According to Imre Speizer, Research Analyst at Westpac, the NZD/AUD cross has sustained its break below key support at 0.9280, that break signalling a move to 0.8800 during the next few months.
“This week, lower dairy prices should help the trend continue, and there’s even a case for the RBNZ to sound more dovish.”
“This week’s Australian data calendar goes quiet, but we hear quite a bit from the RBA: Mar meeting minutes (Tue) and speeches by Ellis and Debelle.”
“The AUD has been subject to mixed news lately: the latest setback being Australia’s Feb employment data, which included a 13 month high for the unemployment rate, another month of sub-1% y/y jobs growth, and soft hours worked. The interest rate market’s flirtation with a Q4 rate hike is (rightly) fizzling out.

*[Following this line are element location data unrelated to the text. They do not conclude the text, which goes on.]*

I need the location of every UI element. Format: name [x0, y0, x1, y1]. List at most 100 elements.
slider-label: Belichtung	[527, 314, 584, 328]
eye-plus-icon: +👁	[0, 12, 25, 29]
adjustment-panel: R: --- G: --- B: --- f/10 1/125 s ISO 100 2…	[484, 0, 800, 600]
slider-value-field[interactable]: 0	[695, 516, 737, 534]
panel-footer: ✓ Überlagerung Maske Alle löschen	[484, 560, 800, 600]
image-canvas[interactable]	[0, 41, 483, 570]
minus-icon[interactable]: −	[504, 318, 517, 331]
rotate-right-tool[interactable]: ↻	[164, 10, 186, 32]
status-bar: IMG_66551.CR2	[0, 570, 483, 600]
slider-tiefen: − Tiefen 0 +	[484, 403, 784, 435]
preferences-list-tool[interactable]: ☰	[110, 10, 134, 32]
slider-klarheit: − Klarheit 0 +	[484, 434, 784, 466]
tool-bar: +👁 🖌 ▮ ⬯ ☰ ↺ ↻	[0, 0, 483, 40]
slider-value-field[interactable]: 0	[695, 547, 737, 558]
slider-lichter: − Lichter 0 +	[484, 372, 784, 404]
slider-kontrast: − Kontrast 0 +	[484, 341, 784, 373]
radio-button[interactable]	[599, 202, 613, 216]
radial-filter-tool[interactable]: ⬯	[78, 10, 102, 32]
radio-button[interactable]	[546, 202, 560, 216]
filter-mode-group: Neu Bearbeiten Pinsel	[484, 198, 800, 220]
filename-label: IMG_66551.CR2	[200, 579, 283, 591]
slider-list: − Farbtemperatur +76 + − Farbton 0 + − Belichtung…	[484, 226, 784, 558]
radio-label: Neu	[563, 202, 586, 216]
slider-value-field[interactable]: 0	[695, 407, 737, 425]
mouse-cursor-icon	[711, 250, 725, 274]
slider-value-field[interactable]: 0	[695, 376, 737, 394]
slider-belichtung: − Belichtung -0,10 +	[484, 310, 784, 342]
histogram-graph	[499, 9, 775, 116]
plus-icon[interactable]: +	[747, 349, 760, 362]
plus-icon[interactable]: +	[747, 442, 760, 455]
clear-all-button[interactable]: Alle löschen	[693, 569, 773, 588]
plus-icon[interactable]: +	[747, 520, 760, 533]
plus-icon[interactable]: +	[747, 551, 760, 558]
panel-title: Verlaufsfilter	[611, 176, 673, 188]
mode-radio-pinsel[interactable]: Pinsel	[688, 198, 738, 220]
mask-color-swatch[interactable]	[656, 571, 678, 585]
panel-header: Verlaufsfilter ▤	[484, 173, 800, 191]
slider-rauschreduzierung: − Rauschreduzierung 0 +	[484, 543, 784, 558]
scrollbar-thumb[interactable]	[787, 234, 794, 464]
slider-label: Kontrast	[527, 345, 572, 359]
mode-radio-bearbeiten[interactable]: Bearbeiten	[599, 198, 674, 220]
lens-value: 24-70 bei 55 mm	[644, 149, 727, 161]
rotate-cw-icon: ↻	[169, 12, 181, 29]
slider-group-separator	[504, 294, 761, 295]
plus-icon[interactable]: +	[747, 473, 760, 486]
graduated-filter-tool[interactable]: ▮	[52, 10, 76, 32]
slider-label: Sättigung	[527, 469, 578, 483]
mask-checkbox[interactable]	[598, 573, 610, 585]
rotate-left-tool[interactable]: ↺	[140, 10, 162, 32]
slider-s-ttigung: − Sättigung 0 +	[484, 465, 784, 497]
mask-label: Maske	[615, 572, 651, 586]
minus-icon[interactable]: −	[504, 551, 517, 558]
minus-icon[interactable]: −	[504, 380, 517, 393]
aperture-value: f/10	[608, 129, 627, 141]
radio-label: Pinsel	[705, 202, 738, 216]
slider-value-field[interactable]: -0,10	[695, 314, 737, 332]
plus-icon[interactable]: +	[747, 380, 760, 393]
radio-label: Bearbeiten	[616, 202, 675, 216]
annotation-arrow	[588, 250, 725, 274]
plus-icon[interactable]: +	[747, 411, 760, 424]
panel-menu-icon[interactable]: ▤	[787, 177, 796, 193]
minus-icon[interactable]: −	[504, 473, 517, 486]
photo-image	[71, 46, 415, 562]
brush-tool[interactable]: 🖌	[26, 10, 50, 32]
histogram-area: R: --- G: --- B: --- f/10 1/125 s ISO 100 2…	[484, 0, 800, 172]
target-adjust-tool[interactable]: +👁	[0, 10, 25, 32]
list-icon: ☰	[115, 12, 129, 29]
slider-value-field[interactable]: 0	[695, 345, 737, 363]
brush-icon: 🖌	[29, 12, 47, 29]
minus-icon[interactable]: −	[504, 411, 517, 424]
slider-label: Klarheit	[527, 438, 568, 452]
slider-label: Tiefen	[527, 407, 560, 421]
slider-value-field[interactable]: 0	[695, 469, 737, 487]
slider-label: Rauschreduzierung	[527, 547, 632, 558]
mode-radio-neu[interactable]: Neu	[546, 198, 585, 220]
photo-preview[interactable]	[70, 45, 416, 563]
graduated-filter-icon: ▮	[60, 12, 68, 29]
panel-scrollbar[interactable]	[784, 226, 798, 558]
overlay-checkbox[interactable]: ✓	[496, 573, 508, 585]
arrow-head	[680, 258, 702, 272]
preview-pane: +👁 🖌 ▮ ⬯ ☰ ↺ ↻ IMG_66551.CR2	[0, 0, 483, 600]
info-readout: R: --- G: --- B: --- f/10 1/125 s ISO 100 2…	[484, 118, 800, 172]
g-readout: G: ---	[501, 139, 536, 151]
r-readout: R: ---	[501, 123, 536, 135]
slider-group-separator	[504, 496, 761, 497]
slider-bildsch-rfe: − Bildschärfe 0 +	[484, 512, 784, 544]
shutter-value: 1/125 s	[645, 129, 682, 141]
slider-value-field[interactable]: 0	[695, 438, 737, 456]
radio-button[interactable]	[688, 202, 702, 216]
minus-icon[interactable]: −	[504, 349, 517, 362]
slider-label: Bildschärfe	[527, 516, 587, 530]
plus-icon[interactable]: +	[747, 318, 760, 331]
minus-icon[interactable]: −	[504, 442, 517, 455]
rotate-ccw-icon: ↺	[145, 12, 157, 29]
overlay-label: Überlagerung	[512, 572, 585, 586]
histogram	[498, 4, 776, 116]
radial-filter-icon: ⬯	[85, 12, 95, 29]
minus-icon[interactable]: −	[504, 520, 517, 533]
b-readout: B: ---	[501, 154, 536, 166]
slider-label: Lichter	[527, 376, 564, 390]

But against that, iron ore has rebounded above $90/tonne just 8 weeks before the budget and global risk sentiment remains elevated.”
“3 months: NZD/AUD is starting to reflect the outperformance of AU commodities as well as better AU economic data ahead. We target the 0.8800 area multi-month, which coincidentally is close to fair value according to our model which captures interest rates, commodities, and risk sentiment. The cross is now only 4% overvalued, compared to 9% late last year.”